Analyzing Open-Vocabulary Queryable Scene Representations for Real-World Planning in Robotics

This paper introduces a novel framework called Natural-Language Map (NLMap) designed to enhance the application of LLMs in robotic task planning within real-world scenarios. The central contribution is the creation of an open-vocabulary, queryable scene representation that integrates contextual information directly into the LLM, enabling robots to perceive and interact with complex, unstructured environments more effectively.

System Architecture

NLMap is founded on the integration of Visual LLMs (VLMs), specifically leveraging contrastive training approaches such as CLIP and ViLD to build a semantic representation of a scene. This representation is dynamic, allowing for querying via natural language. The system involves three core components:

Semantic Scene Representation: During scene exploration, the robot uses VLMs to generate a language-queryable map. Bounding boxes are proposed class-agnostically, and VLM features are extracted, forming a feature point cloud. This representation encapsulates a wide spectrum of potential objects, far beyond any static list.
Contextual Object Proposal: Through LLMs, objects involved in given tasks are proposed from natural language instructions. This bridging step between unstructured instructions and structured scene data is facilitated by the model’s ability to infer implicit task-related objects, handle fine-grained descriptions, and determine appropriate object granularity.
Executable Option Generation and Planning: Based on object presence within the scene, executable options are formulated. The planning process is particularly noteworthy for its incorporation of scene-specific object availability, adjusting the plan dynamically to reflect feasible actions considering detected objects.

Evaluation and Results

The paper discusses extensive empirical validation both in simulation and real-world scenarios, benchmarking the NLMap against a privileged version of SayCan—a baseline LLM-based planner that lacks dynamic scene understanding. On standard task benchmarks adopted from SayCan, NLMap + SayCan achieves a 60% task success rate, revealing some trade-off in direct task completion success due to additional layers of perception integration. However, on tasks involving novel objects or missing elements not predefined in the SayCan schema, NLMap augments the system's capability, achieving an 80% success rate on novel object tasks. The system also exhibits improved robustness in identifying infeasible tasks, demonstrating context-aware operational capabilities.

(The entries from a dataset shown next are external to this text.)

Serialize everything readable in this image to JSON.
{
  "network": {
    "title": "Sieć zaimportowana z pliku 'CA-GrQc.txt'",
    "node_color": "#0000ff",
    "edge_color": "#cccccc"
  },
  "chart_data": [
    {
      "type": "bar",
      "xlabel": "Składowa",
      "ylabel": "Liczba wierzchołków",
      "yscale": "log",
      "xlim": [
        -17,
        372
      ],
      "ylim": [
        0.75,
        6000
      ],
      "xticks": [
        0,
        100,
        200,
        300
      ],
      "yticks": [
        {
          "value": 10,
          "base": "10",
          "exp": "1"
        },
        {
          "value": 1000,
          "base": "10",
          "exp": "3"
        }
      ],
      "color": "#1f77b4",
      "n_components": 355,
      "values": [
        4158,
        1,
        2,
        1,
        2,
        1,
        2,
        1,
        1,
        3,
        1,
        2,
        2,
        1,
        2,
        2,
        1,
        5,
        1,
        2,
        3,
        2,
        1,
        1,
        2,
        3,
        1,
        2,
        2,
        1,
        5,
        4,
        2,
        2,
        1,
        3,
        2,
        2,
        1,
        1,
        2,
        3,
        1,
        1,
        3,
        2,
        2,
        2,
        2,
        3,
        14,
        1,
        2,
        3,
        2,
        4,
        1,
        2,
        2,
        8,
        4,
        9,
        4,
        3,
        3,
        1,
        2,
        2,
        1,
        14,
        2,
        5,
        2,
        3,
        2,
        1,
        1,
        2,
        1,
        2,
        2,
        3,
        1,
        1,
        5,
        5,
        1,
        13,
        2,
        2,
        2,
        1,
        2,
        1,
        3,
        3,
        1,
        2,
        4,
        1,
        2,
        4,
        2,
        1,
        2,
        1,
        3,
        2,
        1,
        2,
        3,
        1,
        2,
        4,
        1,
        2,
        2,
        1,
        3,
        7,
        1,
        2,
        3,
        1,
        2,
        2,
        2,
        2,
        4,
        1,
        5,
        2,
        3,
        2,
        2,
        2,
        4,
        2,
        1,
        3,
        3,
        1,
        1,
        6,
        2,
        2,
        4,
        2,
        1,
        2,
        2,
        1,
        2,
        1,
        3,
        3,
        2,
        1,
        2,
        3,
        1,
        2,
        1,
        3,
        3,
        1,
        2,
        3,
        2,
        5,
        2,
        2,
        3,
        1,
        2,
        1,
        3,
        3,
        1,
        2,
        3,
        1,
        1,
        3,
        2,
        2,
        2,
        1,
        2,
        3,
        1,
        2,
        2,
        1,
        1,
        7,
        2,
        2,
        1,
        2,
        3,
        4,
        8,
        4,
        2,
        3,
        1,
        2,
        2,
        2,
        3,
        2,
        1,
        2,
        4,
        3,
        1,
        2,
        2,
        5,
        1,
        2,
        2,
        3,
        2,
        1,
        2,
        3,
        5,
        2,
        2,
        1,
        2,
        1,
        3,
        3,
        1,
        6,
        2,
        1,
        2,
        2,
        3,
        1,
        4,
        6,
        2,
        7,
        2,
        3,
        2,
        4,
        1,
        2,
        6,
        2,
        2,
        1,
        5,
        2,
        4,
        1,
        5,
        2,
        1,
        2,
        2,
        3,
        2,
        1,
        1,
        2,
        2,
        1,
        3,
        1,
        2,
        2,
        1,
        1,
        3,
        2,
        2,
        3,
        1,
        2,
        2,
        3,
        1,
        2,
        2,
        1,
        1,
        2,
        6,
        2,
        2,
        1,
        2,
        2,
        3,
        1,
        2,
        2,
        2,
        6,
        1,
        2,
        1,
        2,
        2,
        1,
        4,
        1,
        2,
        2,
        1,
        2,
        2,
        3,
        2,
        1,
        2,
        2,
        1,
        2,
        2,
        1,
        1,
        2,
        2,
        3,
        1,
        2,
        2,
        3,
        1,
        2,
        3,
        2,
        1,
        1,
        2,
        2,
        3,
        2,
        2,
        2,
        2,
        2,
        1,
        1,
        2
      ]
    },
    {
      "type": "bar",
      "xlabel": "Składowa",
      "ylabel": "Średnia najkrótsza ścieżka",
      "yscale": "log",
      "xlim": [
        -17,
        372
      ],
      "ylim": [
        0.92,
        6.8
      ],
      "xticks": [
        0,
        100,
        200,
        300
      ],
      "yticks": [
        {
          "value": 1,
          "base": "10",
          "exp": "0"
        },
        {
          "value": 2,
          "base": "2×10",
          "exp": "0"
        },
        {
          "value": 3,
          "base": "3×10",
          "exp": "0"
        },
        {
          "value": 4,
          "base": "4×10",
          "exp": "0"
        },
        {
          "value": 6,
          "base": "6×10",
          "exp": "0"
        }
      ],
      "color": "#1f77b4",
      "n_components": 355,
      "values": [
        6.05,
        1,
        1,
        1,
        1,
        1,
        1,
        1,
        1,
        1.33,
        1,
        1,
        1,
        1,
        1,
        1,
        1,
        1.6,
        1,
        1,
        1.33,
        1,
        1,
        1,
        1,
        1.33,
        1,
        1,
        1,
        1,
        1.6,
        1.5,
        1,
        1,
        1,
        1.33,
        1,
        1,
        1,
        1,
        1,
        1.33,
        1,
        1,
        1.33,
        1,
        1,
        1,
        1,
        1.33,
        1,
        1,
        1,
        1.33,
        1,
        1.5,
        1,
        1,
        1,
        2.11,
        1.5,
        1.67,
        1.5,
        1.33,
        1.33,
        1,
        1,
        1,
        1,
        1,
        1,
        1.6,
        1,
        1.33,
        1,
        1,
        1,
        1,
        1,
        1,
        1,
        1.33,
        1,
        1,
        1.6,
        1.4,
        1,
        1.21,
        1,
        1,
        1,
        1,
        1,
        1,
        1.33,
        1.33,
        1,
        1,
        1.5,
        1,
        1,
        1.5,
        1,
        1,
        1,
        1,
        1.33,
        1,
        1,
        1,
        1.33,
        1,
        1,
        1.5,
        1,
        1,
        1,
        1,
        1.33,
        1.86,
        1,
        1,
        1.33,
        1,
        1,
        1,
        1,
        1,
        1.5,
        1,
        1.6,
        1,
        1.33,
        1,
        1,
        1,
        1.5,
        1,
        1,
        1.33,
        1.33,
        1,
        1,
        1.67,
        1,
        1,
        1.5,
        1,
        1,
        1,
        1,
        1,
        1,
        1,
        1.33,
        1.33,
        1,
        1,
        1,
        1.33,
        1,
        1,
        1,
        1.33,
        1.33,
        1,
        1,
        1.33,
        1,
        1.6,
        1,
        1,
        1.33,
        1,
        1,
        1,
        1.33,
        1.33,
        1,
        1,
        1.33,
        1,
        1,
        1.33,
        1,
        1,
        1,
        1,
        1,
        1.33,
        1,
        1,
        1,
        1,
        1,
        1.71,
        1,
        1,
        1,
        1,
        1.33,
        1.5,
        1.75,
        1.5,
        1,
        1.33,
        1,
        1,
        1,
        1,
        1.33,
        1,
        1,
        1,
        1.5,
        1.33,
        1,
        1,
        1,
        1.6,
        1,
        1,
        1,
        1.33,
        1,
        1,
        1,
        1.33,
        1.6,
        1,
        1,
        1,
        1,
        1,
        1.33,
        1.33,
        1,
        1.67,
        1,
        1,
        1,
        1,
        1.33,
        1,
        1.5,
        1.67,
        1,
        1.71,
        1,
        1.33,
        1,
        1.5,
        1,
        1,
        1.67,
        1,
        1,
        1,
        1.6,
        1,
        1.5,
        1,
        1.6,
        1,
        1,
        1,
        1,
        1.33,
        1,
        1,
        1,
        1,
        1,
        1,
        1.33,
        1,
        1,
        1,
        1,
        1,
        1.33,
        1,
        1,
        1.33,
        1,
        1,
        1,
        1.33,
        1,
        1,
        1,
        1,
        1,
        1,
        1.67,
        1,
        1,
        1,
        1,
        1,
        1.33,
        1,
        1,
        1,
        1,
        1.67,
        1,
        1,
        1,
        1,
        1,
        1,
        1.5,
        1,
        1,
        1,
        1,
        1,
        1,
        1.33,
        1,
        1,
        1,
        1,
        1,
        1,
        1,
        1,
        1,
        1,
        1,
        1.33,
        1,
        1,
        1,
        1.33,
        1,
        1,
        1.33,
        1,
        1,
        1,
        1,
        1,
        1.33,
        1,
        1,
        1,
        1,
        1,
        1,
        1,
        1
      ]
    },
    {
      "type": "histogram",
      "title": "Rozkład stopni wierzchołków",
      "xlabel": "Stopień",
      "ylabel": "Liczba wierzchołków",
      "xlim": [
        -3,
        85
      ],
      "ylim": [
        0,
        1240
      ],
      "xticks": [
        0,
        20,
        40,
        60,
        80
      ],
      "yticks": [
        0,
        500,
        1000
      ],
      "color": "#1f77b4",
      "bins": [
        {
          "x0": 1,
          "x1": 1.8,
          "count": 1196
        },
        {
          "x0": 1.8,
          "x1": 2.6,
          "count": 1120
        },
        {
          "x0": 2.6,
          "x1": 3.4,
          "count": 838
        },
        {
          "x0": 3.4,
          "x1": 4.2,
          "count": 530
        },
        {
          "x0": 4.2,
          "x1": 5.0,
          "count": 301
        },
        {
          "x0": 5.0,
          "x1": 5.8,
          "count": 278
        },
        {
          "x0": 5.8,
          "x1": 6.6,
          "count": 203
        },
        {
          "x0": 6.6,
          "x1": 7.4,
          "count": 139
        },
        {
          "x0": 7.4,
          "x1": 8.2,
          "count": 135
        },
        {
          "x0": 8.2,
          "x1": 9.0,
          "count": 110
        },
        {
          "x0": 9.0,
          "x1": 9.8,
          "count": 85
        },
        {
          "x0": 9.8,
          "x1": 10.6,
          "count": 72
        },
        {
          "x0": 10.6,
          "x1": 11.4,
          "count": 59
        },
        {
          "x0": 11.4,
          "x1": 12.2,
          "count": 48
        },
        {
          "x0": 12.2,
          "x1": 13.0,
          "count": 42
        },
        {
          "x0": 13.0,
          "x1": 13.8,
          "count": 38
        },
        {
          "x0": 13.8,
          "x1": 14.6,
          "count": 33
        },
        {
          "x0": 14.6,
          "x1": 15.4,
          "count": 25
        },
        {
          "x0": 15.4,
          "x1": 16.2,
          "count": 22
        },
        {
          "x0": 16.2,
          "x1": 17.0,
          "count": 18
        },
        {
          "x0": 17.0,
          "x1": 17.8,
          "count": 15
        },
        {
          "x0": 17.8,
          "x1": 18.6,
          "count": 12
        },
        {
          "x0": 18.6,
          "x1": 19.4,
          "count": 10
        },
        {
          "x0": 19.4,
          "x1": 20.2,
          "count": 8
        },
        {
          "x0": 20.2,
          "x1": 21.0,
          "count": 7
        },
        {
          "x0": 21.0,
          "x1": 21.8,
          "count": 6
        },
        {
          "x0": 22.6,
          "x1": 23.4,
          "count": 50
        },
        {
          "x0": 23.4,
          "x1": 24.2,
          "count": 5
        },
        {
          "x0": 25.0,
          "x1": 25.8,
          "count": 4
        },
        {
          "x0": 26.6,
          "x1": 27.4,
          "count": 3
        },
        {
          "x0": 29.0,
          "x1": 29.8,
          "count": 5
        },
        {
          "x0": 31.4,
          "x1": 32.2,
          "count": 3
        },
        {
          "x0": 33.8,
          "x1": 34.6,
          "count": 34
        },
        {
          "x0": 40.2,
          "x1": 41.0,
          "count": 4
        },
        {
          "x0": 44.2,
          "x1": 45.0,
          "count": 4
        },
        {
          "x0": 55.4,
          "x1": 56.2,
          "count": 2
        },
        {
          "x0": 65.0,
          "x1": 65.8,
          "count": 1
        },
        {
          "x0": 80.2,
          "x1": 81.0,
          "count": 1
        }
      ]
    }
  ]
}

Technical Implications and Future Directions

The introduction of NLMap addresses a critical gap in LLM-based robotic planners by mitigating issues of inflexible object and action sets. The ability to construct semantic maps that are dynamically queryable via natural language commands represents a significant advancement in the ability of robots to operate within unstructured and diverse environments.

However, challenges still remain primarily in the field of perception accuracy and handling dynamic, moving scenes. While the current implementation is robust to static setups, extending this framework to account for dynamic changes is a promising direction for future research. Additionally, the integration of real-time learning mechanisms could further enhance the system’s adaptability and performance in novel environments.

Overall, the research presents a compelling step forward in the bid for more autonomous and adaptable robotic systems through the integration of advanced language and visual perception models. The potential applications across domains requiring mobile manipulation and context-sensitive task execution in open-world settings are substantial, paving the way for more generalizable robotic intelligence.